The department's latest update on NAEP's innovation timeline comes after U.S. Education Secretary Linda McMahon gutted the NCES office, leaving behind only a handful of employees to oversee the assessment and analyze the results.
However, McMahon said in April, one month after the first round of layoffs that impacted NCES, that NAEP will continue as planned in 2026.
“The Department will ensure that NAEP continues to provide invaluable data on learning across the U.S,” said McMahon in a statement then.
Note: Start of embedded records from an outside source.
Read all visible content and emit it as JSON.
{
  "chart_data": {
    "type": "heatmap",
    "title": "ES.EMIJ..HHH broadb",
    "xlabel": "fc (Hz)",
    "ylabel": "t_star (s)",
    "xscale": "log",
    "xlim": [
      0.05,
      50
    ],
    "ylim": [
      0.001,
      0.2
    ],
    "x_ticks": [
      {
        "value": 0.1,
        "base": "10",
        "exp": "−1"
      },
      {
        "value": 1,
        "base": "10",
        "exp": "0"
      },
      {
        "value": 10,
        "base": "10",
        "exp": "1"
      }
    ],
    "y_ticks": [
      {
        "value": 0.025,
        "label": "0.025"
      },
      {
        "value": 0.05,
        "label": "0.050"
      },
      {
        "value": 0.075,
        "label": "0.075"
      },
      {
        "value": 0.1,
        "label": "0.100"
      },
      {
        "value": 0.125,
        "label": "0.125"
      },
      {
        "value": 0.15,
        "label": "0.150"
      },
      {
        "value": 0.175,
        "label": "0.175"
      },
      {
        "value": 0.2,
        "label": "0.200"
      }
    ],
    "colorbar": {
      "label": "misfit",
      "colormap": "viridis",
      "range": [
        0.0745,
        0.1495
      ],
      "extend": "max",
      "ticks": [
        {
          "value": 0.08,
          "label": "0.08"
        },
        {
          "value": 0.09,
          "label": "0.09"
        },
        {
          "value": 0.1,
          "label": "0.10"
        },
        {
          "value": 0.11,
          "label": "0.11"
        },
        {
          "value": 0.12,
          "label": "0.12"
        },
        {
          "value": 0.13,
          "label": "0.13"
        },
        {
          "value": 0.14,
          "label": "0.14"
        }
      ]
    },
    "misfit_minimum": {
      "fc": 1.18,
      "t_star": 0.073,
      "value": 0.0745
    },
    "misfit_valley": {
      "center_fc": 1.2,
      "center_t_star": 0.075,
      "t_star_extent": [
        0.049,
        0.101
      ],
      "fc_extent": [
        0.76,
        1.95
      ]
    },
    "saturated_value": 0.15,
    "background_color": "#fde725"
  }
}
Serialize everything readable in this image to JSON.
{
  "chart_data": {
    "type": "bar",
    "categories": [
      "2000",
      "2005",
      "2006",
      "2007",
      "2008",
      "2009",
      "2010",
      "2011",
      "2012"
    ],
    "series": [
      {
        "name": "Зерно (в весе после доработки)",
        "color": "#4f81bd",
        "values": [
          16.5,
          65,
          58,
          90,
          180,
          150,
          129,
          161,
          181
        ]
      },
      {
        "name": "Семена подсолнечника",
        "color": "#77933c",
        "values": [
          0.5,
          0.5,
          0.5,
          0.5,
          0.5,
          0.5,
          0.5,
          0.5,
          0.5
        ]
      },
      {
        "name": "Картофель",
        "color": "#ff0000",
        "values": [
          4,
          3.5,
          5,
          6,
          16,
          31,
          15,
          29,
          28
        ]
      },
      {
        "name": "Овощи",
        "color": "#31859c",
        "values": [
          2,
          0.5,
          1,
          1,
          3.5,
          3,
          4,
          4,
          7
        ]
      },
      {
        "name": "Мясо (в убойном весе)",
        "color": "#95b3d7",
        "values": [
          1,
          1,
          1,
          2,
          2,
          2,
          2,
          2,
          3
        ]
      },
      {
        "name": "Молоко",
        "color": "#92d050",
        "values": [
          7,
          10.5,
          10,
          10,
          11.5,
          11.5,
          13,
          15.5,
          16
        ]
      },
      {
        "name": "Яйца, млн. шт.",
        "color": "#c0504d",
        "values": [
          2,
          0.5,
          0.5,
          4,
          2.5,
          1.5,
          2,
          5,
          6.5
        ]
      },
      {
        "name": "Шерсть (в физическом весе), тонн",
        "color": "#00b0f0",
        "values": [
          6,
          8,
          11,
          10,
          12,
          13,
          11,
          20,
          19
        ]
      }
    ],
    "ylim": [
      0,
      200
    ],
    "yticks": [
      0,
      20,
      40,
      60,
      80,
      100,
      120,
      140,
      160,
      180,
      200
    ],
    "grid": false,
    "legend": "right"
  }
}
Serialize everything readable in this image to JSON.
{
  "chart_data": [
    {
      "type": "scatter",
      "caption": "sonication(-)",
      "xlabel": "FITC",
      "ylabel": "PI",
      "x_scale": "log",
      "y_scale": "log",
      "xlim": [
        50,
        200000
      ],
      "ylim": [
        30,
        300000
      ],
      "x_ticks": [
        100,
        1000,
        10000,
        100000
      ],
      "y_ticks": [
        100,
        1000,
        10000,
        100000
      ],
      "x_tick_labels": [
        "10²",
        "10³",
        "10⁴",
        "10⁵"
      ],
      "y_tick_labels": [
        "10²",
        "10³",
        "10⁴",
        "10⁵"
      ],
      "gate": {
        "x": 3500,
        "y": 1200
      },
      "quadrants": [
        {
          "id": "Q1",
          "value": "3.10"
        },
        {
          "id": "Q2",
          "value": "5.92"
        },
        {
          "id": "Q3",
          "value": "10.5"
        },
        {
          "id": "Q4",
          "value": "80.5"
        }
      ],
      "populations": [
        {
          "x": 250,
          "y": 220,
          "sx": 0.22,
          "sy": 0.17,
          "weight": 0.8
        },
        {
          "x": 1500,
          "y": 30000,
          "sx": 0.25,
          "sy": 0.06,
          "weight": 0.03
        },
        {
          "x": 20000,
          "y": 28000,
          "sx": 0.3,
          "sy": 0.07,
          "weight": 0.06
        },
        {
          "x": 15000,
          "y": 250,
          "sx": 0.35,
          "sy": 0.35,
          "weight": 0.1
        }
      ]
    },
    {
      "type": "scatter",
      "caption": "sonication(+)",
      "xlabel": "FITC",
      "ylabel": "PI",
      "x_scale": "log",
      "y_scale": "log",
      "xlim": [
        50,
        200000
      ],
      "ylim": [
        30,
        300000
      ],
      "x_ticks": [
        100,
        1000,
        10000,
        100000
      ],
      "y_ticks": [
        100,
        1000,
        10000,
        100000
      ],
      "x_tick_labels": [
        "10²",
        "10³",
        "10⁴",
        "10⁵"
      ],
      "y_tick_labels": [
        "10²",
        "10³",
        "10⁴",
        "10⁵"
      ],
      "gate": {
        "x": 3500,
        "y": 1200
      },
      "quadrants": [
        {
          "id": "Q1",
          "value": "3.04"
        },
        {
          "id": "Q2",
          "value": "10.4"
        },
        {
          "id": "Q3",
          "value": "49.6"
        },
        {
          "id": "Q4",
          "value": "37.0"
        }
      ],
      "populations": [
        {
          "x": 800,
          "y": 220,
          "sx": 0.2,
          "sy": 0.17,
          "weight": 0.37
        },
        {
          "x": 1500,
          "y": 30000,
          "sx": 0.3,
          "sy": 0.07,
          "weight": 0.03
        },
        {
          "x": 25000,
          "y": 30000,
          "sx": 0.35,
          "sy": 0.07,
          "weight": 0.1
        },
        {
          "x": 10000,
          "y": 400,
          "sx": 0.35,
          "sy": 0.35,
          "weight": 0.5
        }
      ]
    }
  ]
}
However, former NCES employees have expressed concerns that even if the Nation's Report Card and other congressionally mandated assessments are administered on time, the lack of staff to oversee contractors and analyze data brings into question the data quality for future assessments.
"That would be my concern: that NCES does not have the expertise to ensure the quality implementation of the project," Carr, who is doing consulting work for now, told K-12 Dive on Friday.
NCES staff would usually have handled issues such as regular and real-time troubleshooting with equipment, coordinating with superintendents and other district staff, and addressing any mistakes and challenges on the ground at schools during the administration of the assessments. The federal staffers would also oversee the scoring of the assessment and monitor that daily to ensure minimal errors.
With most of NCES staff gone under the Trump administration's push to "end bureaucratic bloat" in the federal government and downsize the Education Department, this means school districts may have less help during assessment time, said Carr.
"It is all hands on deck during that six-week period," Carr added.